Wo steht NRW im Vergleich zu anderen Bundesländern? – Ich glaube – ich sage das völlig ohne Häme –, es ist gut, das einmal nebeneinanderzustellen. Bayern hat es in vielen Fällen härter getroffen als NordrheinWestfalen, obgleich es dort nicht diese Ballungsräume gibt, in denen sich das Virus verbreiten könnte, obgleich es in Bayern andere Faktoren gibt, die eigentlich dafür sprechen würden, dass sich das Virus dort nicht so stark ausbreiten könne wie in Nordrhein-Westfalen.

Es zeigt sich also: Viel mehr, als wer bei der Coronabewältigung den größeren Sheriffstern am Revers trägt, sind externe Faktoren von Wichtigkeit, sind Faktoren von Wichtigkeit, wie schnell man Risiken erfasst, wie schnell man Superspreaderevents erfasst, wie schnell man Menschen isolieren kann, die vielleicht mit dem Virus wieder einreisen.

Das sind Dinge, über die wir uns in den kommenden Wochen unterhalten müssen, in denen es sehr wichtig sein wird, dynamisch auf diese neuen Fälle zu reagieren.
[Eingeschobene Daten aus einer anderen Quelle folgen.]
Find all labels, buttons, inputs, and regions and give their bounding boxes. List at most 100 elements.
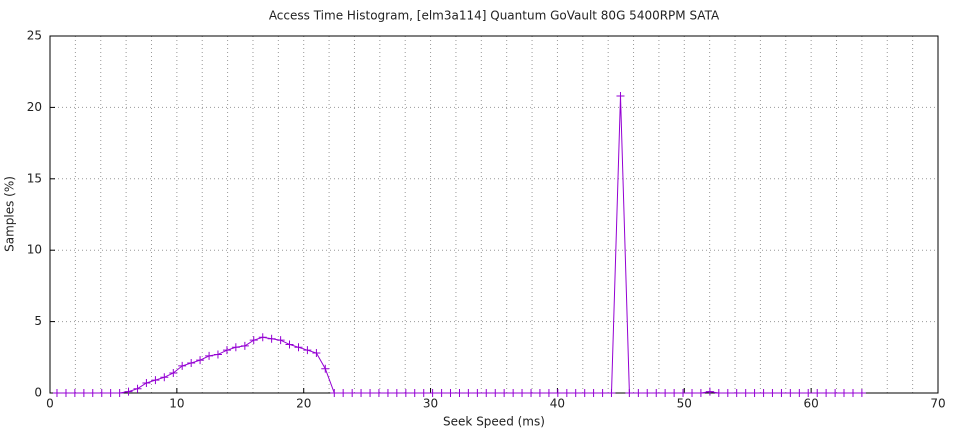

Wie gesagt, wir wissen nicht, was im Herbst passiert. Aber bisher den Schwarzen Peter insbesondere Nordrhein-Westfalen zuzuschieben, ist eigentlich nicht redlich.

So bleibt mit am Ende nur noch zu sagen – das ist ein geflügeltes Wort an anderer Stelle –: Das Virus und dessen Lauf halten weder Kutschaty noch Laschet auf. – Vielen Dank.